The Blocklace: A Byzantine-repelling and Universal Conflict-free Replicated Data Type
Paulo Sérgio Almeida, Ehud Shapiro
TL;DR
The paper addresses how to achieve replica convergence in Byzantine environments without global coordination by modeling the blocklace as a CRDT. It shows that the blocklace can function as both a pure operation-based CRDT and a delta-state CRDT, with blocks carrying signed hash pointers that encode causality and provenance. The authors introduce a Byzantine-repelling protocol that detects equivocations and bounds harm to a finite prefix, even in the presence of colluders, and discuss Cordial Dissemination to ensure eventual visibility. The work provides a universal, Byzantine-tolerant data store for arbitrary CRDTs and demonstrates practical mechanisms to detect and exclude Byzantine actors, significantly enhancing robustness for distributed systems.
Abstract
Conflict-free Replicated Data Types (CRDTs) are designed for replica convergence without global coordination or consensus. Recent work has achieved the same in a Byzantine environment, through DAG-like structures based on cryptographic hashes of content. The blocklace is a partially-ordered generalization of the blockchain in which each block has any finite number of signed hash pointers to preceding blocks. We show that the blocklace datatype, with the sole operation of adding a single block, is a CRDT: it is both a pure operation-based CRDT, with self-tagging; and a delta-state CRDT, under a slight generalization of the delta framework. Allowing arbitrary values as payload, the blocklace can also be seen as a universal Byzantine fault-tolerant implementation for arbitrary CRDTs, under the operation-based approach.

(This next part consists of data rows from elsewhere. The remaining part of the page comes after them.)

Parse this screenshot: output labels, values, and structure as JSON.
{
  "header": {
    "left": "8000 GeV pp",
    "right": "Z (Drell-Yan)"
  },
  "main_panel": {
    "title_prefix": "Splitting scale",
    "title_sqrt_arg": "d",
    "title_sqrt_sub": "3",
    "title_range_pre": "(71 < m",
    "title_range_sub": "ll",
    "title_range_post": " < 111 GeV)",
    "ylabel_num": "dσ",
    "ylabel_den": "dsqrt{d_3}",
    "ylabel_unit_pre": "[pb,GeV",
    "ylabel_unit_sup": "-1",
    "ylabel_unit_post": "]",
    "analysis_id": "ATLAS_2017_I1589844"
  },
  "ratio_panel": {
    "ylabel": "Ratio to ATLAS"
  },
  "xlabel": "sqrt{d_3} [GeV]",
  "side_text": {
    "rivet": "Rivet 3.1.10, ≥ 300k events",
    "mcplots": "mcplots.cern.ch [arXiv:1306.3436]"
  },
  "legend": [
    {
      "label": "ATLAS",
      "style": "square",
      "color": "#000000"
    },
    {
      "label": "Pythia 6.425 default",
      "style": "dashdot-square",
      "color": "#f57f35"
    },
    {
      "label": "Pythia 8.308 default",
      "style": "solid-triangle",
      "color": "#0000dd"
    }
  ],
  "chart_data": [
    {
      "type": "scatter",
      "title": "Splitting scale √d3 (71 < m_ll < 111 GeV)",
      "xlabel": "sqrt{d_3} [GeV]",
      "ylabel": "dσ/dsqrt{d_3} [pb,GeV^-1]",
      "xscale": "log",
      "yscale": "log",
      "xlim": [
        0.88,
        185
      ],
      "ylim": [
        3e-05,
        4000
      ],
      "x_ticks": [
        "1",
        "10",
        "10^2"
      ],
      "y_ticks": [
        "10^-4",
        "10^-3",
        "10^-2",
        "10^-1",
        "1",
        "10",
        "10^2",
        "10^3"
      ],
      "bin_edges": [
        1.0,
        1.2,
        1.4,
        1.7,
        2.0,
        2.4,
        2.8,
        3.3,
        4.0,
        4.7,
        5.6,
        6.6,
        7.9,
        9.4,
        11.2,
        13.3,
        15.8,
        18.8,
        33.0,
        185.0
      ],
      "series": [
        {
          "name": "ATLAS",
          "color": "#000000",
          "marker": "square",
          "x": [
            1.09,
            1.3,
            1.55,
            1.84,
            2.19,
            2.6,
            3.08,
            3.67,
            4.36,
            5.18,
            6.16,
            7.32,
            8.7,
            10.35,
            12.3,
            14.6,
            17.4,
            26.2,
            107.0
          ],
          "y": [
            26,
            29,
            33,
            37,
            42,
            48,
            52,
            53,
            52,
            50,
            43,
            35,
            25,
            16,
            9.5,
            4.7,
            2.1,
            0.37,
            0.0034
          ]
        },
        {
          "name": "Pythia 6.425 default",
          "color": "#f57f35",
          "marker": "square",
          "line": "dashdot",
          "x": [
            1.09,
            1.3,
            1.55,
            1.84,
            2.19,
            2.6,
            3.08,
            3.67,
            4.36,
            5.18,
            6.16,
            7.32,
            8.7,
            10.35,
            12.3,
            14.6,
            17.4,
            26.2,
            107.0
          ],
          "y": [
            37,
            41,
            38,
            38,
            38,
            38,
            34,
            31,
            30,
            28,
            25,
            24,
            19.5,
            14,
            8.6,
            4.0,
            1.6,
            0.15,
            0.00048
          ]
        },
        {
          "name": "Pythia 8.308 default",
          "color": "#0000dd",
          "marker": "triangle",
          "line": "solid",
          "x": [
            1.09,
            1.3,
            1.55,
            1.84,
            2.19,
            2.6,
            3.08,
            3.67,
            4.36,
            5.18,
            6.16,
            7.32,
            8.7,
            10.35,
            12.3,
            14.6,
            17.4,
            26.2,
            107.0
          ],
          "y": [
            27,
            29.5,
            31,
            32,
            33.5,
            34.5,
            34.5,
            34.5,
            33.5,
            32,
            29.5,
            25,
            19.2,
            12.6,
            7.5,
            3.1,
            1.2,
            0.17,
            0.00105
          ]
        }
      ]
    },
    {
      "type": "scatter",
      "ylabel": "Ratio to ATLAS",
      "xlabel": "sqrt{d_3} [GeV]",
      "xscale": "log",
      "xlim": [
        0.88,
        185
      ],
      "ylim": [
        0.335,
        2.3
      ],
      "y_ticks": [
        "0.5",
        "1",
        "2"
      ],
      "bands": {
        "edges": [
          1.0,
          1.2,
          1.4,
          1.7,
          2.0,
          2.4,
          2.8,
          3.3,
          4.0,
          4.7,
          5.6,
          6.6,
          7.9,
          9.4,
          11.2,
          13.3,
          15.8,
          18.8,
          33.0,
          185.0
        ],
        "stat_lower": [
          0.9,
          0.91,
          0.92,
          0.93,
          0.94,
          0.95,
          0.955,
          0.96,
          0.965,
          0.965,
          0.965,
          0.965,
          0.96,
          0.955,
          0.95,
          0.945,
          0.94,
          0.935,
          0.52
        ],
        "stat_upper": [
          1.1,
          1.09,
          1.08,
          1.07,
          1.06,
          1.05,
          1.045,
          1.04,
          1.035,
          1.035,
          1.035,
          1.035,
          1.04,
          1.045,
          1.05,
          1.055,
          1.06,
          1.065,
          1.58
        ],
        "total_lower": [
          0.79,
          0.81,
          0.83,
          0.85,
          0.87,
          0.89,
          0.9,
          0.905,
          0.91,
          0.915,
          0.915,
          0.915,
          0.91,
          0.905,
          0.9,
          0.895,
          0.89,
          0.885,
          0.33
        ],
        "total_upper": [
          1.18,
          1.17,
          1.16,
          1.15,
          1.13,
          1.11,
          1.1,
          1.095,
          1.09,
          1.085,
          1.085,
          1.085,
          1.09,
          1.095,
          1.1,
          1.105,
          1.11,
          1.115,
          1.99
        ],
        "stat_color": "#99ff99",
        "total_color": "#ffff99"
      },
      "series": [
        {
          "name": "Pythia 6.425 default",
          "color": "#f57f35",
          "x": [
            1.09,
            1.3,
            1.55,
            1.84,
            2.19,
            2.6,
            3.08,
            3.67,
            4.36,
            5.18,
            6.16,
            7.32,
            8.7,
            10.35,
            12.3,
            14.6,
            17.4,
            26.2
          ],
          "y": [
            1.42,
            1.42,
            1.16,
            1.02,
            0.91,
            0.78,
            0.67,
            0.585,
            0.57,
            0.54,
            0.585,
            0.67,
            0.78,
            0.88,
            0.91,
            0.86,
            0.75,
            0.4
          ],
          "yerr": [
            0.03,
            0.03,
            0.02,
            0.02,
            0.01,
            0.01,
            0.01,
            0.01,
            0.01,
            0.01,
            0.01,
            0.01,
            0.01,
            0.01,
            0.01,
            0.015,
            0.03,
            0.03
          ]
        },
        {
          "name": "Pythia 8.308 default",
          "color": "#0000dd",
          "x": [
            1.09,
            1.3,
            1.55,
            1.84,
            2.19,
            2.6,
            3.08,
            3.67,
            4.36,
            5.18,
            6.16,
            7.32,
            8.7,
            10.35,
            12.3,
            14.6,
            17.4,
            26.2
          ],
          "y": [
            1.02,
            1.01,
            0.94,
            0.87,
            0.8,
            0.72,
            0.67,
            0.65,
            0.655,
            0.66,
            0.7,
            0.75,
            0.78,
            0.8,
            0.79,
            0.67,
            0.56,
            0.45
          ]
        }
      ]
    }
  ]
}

Current approaches only care about CRDT convergence, being equivocation-tolerant (they do not detect or prevent equivocations), allowing a Byzantine node to cause an arbitrary amount of harm by polluting the CRDT state with an unbounded number of equivocations. We show that the blocklace can be used not only in an equivocation-tolerant way, but also so as to detect and eventually exclude Byzantine nodes, including equivocators, even under the presence of undetectable colluders. The blocklace CRDT protocol ensures that a Byzantine node may harm only a finite prefix of the computation.